Birendra Prasad Yadav in Prateek Daily,
2 September
Ahead of the much-delayed last phase of local elections, there is excitement in the air throughout Province 2. People here are happy to be able to elect their own mayors and village chiefs for the first time in 20 years, which can revive grassroots democracy and ensure provincial and parliamentary polls in November.
This marks the successful implementation of the Constitution, effectively institutionalising republicanism, federalism and secularism. But there is a threat to our democracy, and none of the political parties see it coming. They have only considered cash and caste in electing candidates. Only those who could splurge or attract caste vote banks were given tickets.

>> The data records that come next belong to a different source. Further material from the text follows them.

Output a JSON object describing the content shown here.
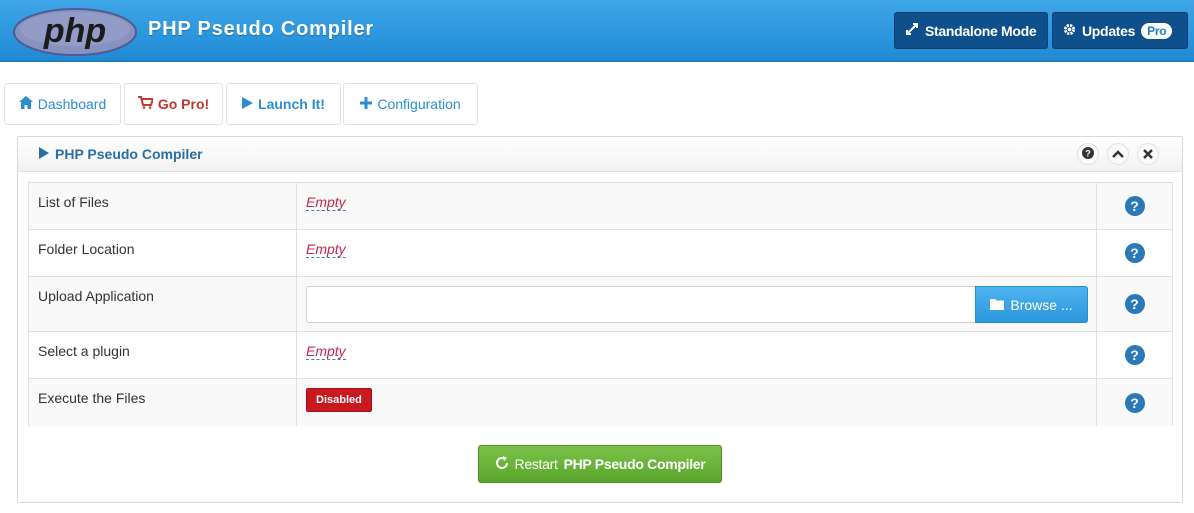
{
  "header": {
    "logo_text": "php",
    "title": "PHP Pseudo Compiler",
    "standalone_label": "Standalone Mode",
    "updates_label": "Updates",
    "updates_badge": "Pro",
    "accent_color": "#2b95dd"
  },
  "tabs": [
    {
      "label": "Dashboard",
      "icon": "home-icon"
    },
    {
      "label": "Go Pro!",
      "icon": "cart-icon"
    },
    {
      "label": "Launch It!",
      "icon": "play-icon"
    },
    {
      "label": "Configuration",
      "icon": "plus-icon"
    }
  ],
  "panel": {
    "title": "PHP Pseudo Compiler",
    "rows": [
      {
        "label": "List of Files",
        "value": "Empty"
      },
      {
        "label": "Folder Location",
        "value": "Empty"
      },
      {
        "label": "Upload Application",
        "value": "",
        "button": "Browse ..."
      },
      {
        "label": "Select a plugin",
        "value": "Empty"
      },
      {
        "label": "Execute the Files",
        "value": "Disabled"
      }
    ],
    "restart_prefix": "Restart",
    "restart_bold": "PHP Pseudo Compiler"
  }
}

This has sent a message: you have to be wealthy to venture into politics, your ideology or loyalty to your party alone will not get you an election ticket. This trend will only encourage corruption, entrench communal polarisation and erode democracy.
In a weak democracy, public anger will fester and Nepal could plunge into another cycle of conflict and instability.
In the Tarai, more than a dozen VDCs have been merged into single village councils, with populations exceeding 30,000. Bigger constituencies mean more money must be spent campaigning, which the poor but honest cannot manage.
In India, we have seen a tea seller becoming Prime Minister. That may be too much to ask in Nepal for now, but the least hope is that a subsistent farmer gets elected as his village council chief. If only capitalists can contest and win elections in a communist-majority Nepal, our democracy is doomed.
(Birendra Prasad Yadav is an advocate and wrote this op-ed for Birganj’s most circulated newspapers.)